SECONDA DOMANDA – Visto che gli attivisti delle associazioni cattoliche pro-Lgbtq richiedono la modifica del Catechismo, facendo venir meno il concetto di “peccato” per l’attività sessuale di partners “omoaffettivi”, come amano dire, la stessa cosa sarebbe accettabile per i portatori di un’altra tendenza “affettiva”: ad esempio quella degli adulteri? Non è uno scherzo. Il sesto Comandamento parla chiaro già dal titolo:  “Non commettere adulterio” oppure anche “Non commettere atti impuri”, comprendendo in essi l’adulterio insieme a masturbazione, rapporti pre-matrimoniali, pornografia, pedofilia ecc.. Quindi la domanda è: perché soltanto gli Lgbtq dovrebbero ottenere questa “deroga”? Ricordiamo che Gesù disse all’adultera del Vangelo (Gv, 8,11): “… neanche io ti condanno. Va e non peccare più”.

TERZA DOMANDA – Il senso di essere “sbagliati”, “esclusi”, “contronatura” è sempre apparso l’aspetto più doloroso per le persone omo o transessuali, complesso al quale hanno poi risposto col “pride”, l’orgoglio di esibire la propria condizione, cercando di superare quello che avvertivano come stigma.
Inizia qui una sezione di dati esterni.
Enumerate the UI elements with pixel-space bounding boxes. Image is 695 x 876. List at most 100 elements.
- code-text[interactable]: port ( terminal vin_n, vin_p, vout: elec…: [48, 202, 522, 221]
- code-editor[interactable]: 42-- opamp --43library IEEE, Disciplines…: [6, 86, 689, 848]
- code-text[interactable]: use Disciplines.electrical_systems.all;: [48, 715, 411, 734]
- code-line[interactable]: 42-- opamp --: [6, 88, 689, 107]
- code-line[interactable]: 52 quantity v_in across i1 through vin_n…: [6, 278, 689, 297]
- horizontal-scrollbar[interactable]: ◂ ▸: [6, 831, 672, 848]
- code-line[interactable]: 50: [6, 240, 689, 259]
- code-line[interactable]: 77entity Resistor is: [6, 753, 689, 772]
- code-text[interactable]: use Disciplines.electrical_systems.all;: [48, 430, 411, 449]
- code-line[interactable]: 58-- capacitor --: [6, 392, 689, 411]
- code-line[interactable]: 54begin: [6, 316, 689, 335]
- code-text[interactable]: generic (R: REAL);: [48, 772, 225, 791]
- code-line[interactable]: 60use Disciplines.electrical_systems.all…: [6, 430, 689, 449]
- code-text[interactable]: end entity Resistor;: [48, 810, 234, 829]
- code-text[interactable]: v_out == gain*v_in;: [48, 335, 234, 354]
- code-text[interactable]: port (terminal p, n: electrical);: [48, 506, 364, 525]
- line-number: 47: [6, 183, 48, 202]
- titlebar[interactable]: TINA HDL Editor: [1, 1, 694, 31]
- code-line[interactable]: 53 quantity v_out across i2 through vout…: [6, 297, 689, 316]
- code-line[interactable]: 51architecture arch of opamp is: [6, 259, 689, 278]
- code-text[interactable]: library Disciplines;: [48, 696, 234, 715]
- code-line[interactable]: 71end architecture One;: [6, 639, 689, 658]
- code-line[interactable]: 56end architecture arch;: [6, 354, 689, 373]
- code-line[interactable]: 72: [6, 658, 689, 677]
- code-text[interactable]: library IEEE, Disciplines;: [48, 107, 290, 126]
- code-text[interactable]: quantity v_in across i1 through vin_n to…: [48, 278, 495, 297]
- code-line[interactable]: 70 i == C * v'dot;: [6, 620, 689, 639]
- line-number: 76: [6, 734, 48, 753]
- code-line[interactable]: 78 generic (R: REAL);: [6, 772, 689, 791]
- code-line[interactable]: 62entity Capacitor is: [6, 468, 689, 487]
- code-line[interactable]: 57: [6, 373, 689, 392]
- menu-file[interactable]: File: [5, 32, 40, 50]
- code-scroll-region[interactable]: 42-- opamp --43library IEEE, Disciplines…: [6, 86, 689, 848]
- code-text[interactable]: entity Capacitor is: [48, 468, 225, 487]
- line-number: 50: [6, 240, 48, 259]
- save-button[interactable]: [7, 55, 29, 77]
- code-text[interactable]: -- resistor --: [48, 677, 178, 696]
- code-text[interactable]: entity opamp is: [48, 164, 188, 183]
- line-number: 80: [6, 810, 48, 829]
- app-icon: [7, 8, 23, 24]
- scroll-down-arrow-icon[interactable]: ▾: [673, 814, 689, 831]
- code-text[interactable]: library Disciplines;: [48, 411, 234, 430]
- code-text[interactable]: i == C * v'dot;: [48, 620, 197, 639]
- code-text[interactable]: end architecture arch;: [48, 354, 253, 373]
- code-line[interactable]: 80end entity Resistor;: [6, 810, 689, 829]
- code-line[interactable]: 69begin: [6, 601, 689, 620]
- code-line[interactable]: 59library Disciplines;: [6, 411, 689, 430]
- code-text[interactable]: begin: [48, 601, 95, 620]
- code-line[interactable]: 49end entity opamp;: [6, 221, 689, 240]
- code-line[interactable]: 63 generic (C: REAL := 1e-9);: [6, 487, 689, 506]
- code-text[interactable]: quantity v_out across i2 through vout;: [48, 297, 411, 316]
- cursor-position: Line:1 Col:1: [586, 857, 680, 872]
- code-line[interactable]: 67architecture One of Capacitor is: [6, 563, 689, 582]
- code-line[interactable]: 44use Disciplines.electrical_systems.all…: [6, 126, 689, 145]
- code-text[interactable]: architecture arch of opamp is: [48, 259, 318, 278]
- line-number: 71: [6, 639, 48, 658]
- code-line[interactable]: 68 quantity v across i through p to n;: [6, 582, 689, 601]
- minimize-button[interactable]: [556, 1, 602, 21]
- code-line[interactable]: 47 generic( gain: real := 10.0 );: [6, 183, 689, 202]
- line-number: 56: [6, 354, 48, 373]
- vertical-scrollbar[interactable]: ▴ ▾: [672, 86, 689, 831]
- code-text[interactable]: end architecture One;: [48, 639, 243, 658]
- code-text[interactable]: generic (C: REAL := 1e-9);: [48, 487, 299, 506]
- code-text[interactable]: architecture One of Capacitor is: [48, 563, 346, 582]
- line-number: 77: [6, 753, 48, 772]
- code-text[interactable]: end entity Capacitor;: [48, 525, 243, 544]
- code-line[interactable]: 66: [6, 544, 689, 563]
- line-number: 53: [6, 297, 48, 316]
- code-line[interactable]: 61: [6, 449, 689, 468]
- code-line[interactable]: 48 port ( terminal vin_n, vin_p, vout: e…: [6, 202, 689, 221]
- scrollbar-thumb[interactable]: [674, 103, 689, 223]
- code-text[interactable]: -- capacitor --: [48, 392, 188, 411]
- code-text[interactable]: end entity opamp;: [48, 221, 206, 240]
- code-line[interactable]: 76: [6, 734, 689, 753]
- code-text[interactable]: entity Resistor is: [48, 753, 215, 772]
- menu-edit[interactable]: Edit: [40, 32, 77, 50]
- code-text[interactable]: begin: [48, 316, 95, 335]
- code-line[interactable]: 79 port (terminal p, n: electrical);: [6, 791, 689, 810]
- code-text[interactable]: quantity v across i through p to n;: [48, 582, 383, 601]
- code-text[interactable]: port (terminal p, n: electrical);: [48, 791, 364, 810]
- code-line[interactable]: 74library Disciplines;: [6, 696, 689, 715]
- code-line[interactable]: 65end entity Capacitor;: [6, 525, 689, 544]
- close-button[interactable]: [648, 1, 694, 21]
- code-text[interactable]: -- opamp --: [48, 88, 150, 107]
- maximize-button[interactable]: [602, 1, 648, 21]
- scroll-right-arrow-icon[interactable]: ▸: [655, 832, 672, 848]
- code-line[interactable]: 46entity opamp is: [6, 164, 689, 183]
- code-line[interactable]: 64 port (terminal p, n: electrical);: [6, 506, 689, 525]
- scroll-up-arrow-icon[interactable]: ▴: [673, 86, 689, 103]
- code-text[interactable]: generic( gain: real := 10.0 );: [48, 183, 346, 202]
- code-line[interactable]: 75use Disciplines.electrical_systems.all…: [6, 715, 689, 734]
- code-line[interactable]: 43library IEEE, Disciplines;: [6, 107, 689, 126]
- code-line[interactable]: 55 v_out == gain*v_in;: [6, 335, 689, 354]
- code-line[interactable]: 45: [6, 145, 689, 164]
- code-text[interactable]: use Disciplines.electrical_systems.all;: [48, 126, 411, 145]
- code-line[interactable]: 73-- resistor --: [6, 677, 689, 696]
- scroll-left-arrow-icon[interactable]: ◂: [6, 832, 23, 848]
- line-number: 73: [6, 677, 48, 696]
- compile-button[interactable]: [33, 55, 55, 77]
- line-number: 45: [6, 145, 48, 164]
La domanda è: vista la delicatezza del tema che è molto intimo, personale, legato all’autostima e alla capacità di integrare le proprie pulsioni sessuali nella costruzione di una personalità sicura e dialogante, non sarebbe forse meglio – almeno per i gay cattolici – agire di più a livello educativo, formativo e anche psicologico?

Sono tutte questioni che mettiamo sul tavolo di un dibattito che ormai ha raggiunto dimensioni e profondità notevoli, sia sul piano religioso/valoriale, sia a livello politico e culturale. Seguiremo gli sviluppi, che si annunciano molto interessanti.

Luigi Crimella

Già redattore di Agensir.it, agenzia stampa della Conferenza Episcopale Italiana (CEI)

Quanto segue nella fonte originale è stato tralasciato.